Response: No, it is not safe for you to use the pedestrian crossing, as the image shows a black car approaching the crossing. The car is likely not paying attention to the red light, which indicates that it’s not safe for pedestrians to cross at that moment.
Image 4
Input: Should I go left or right to get to the airport?
Response: Right.
Input: Which way to the marina?
Response: Left.
Image 5
Input: Is there anywhere to catch a bus?
Response: Yes, there is a bus stop in the image, with benches for passengers to sit on and a covered area. A traffic cone is also present, and a bridge can be seen in the background.

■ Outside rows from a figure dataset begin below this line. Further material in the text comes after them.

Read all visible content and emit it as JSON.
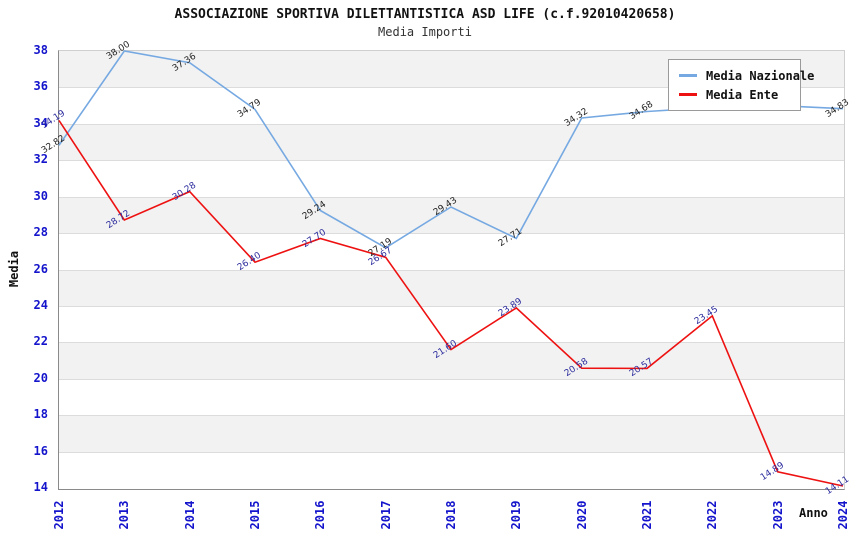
{
  "title": "ASSOCIAZIONE SPORTIVA DILETTANTISTICA ASD LIFE (c.f.92010420658)",
  "subtitle": "Media Importi",
  "legend": {
    "items": [
      {
        "label": "Media Nazionale",
        "color": "#76a9e2"
      },
      {
        "label": "Media Ente",
        "color": "#ee1111"
      }
    ]
  },
  "colors": {
    "axis_tick_label": "#1414cc",
    "grid_line": "#dcdcdc",
    "band_gray": "#f2f2f2",
    "band_white": "#ffffff",
    "title_text": "#111111",
    "nazionale_line": "#76a9e2",
    "ente_line": "#ee1111",
    "nazionale_value_label": "#222222",
    "ente_value_label": "#2b2b9e"
  },
  "chart_data": {
    "type": "line",
    "x": [
      "2012",
      "2013",
      "2014",
      "2015",
      "2016",
      "2017",
      "2018",
      "2019",
      "2020",
      "2021",
      "2022",
      "2023",
      "2024"
    ],
    "xlabel": "Anno",
    "ylabel": "Media",
    "ylim": [
      14,
      38
    ],
    "ytick_step": 2,
    "grid": true,
    "legend_position": "top-right",
    "alternating_bands": true,
    "series": [
      {
        "name": "Media Nazionale",
        "color": "#76a9e2",
        "label_color": "#222222",
        "values": [
          32.82,
          38.0,
          37.36,
          34.79,
          29.24,
          27.19,
          29.43,
          27.71,
          34.32,
          34.68,
          34.9,
          35.0,
          34.83
        ],
        "labels": [
          "32.82",
          "38.00",
          "37.36",
          "34.79",
          "29.24",
          "27.19",
          "29.43",
          "27.71",
          "34.32",
          "34.68",
          "",
          "",
          "34.83"
        ]
      },
      {
        "name": "Media Ente",
        "color": "#ee1111",
        "label_color": "#2b2b9e",
        "values": [
          34.19,
          28.72,
          30.28,
          26.4,
          27.7,
          26.67,
          21.6,
          23.89,
          20.58,
          20.57,
          23.45,
          14.89,
          14.11
        ],
        "labels": [
          "34.19",
          "28.72",
          "30.28",
          "26.40",
          "27.70",
          "26.67",
          "21.60",
          "23.89",
          "20.58",
          "20.57",
          "23.45",
          "14.89",
          "14.11"
        ]
      }
    ]
  }
}
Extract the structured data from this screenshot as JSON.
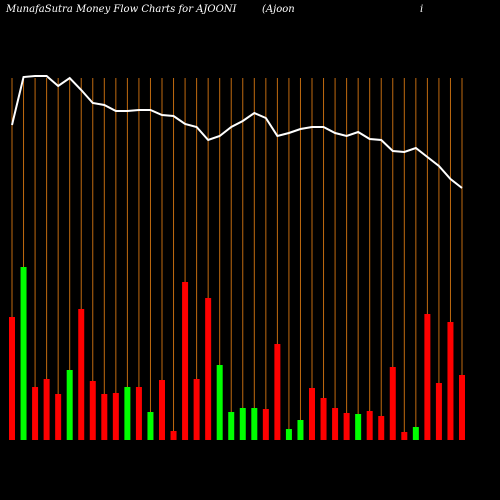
{
  "chart_data": {
    "type": "bar-line",
    "title": "MunafaSutra  Money Flow  Charts for AJOONI",
    "subtitle": "(Ajoon",
    "subtitle_end": "i",
    "ylim": [
      0,
      440
    ],
    "series": [
      {
        "type": "bar",
        "values": [
          123,
          173,
          53,
          61,
          46,
          70,
          131,
          59,
          46,
          47,
          53,
          53,
          28,
          60,
          9,
          158,
          61,
          142,
          75,
          28,
          32,
          32,
          31,
          96,
          11,
          20,
          52,
          42,
          32,
          27,
          26,
          29,
          24,
          73,
          8,
          13,
          126,
          57,
          118,
          65
        ],
        "colors": [
          "#ff0000",
          "#00ff00",
          "#ff0000",
          "#ff0000",
          "#ff0000",
          "#00ff00",
          "#ff0000",
          "#ff0000",
          "#ff0000",
          "#ff0000",
          "#00ff00",
          "#ff0000",
          "#00ff00",
          "#ff0000",
          "#ff0000",
          "#ff0000",
          "#ff0000",
          "#ff0000",
          "#00ff00",
          "#00ff00",
          "#00ff00",
          "#00ff00",
          "#ff0000",
          "#ff0000",
          "#00ff00",
          "#00ff00",
          "#ff0000",
          "#ff0000",
          "#ff0000",
          "#ff0000",
          "#00ff00",
          "#ff0000",
          "#ff0000",
          "#ff0000",
          "#ff0000",
          "#00ff00",
          "#ff0000",
          "#ff0000",
          "#ff0000",
          "#ff0000"
        ]
      },
      {
        "type": "line",
        "color": "#ffffff",
        "values": [
          315,
          363,
          364,
          364,
          354,
          362,
          350,
          337,
          335,
          329,
          329,
          330,
          330,
          325,
          324,
          316,
          313,
          300,
          304,
          313,
          319,
          327,
          322,
          304,
          307,
          311,
          313,
          313,
          307,
          304,
          308,
          301,
          300,
          289,
          288,
          292,
          283,
          274,
          261,
          252
        ]
      }
    ],
    "gridline_color": "#c06a10"
  }
}
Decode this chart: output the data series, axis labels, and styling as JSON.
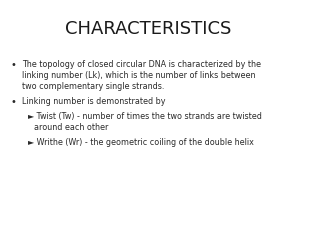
{
  "title": "CHARACTERISTICS",
  "background_color": "#ffffff",
  "title_color": "#1a1a1a",
  "title_fontsize": 13,
  "bullet1_line1": "The topology of closed circular DNA is characterized by the",
  "bullet1_line2": "linking number (Lk), which is the number of links between",
  "bullet1_line3": "two complementary single strands.",
  "bullet2": "Linking number is demonstrated by",
  "sub1_line1": "► Twist (Tw) - number of times the two strands are twisted",
  "sub1_line2": "   around each other",
  "sub2": "► Writhe (Wr) - the geometric coiling of the double helix",
  "text_fontsize": 5.8,
  "text_color": "#2a2a2a",
  "bullet_fontsize": 7
}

Input: Where can I shelter if it rains?
Response: You can shelter at the bus stop if it rains, as there is a bus shelter nearby with benches and a roof providing protection from the elements.
Image 6
Input: What can you see?
Response: A helicopter is positioned on a ship, with a metal fence in the foreground. The background features a variety of elements, including buildings, trees, a road, a water body, and the sky.
Image 7
Input: Is there anywhere to get a warm drink around here?
Response: Yes, there is a coffee shop nearby. The image shows a red building with the words “New Cut Coffee” on it, and a black fence. A black car is parked in the lot, and a white building is visible in the background. The sky is blue overhead.
Input: Does the coffee shop sell sandwiches?
Response: Yes.
Input: What else is there to eat at the coffee shop?
Response: In addition to coffee, the New Cut Coffee shop offers sandwiches and pastries. The image also features a building and a vehicle in the background.
Image 8
Input: Can you see any ethernet ports?
Response: Yes, there are two visible ports on the device that the man is holding.
Verdict on tiny VLM testing
It’s hard not to be impressed with the performance of Moondream2 – a VLM that’s initialized with weights from SigLIP and Phi 1.5, and then trained using synthetic data generated by Mixtral.
Evaluating the responses generated from TechHQ’s test sequence of images and text inputs, it’s clear that Moondream2 gets more right than it gets wrong, and is capable of noticing fine details that weary human eyes may miss. Also, as mentioned, the AI model’s small footprint is another winning feature – paving the way for inference to take place on edge devices that could include drones or robots.
VLMs could turn out to be incredibly useful in helping robots orientate themselves in the world and being able to run algorithms locally eliminates the need for network access, or at least provides redundancy in the case of outages.
A smart idea for smart glasses
Alongside its launch of the Quest 3 VR headset, Meta also announced a collaboration with Ray-Ban to produce an updated line of smart glasses. The product, which features Qualcomm’s weight-distributed Snapdragon AR platform, has some local voice control capabilities – for example, to instruct the spectacles to take images using the built-in ultra-wide 12MP camera. Users simply have to say, “Hey Meta, take a picture.”
Being able to couple those photos with a VLM running locally would turn the Ray-Ban smart glasses into a much more compelling product, and could bring scenes to life for visually impaired wearers without the need for pairing with a smartphone.
Vision assistance powered by edge-compatible VLMs could dramatically enhance the capabilities of digital camera-equipped devices. As the webcam image in our test sequence highlights, there’s the potential for algorithms to help with maintenance and repair tasks, distributing knowledge and expertise across the globe.
AI is doing for knowledge work what robotics has done for manufacturing, and it’s just the beginning.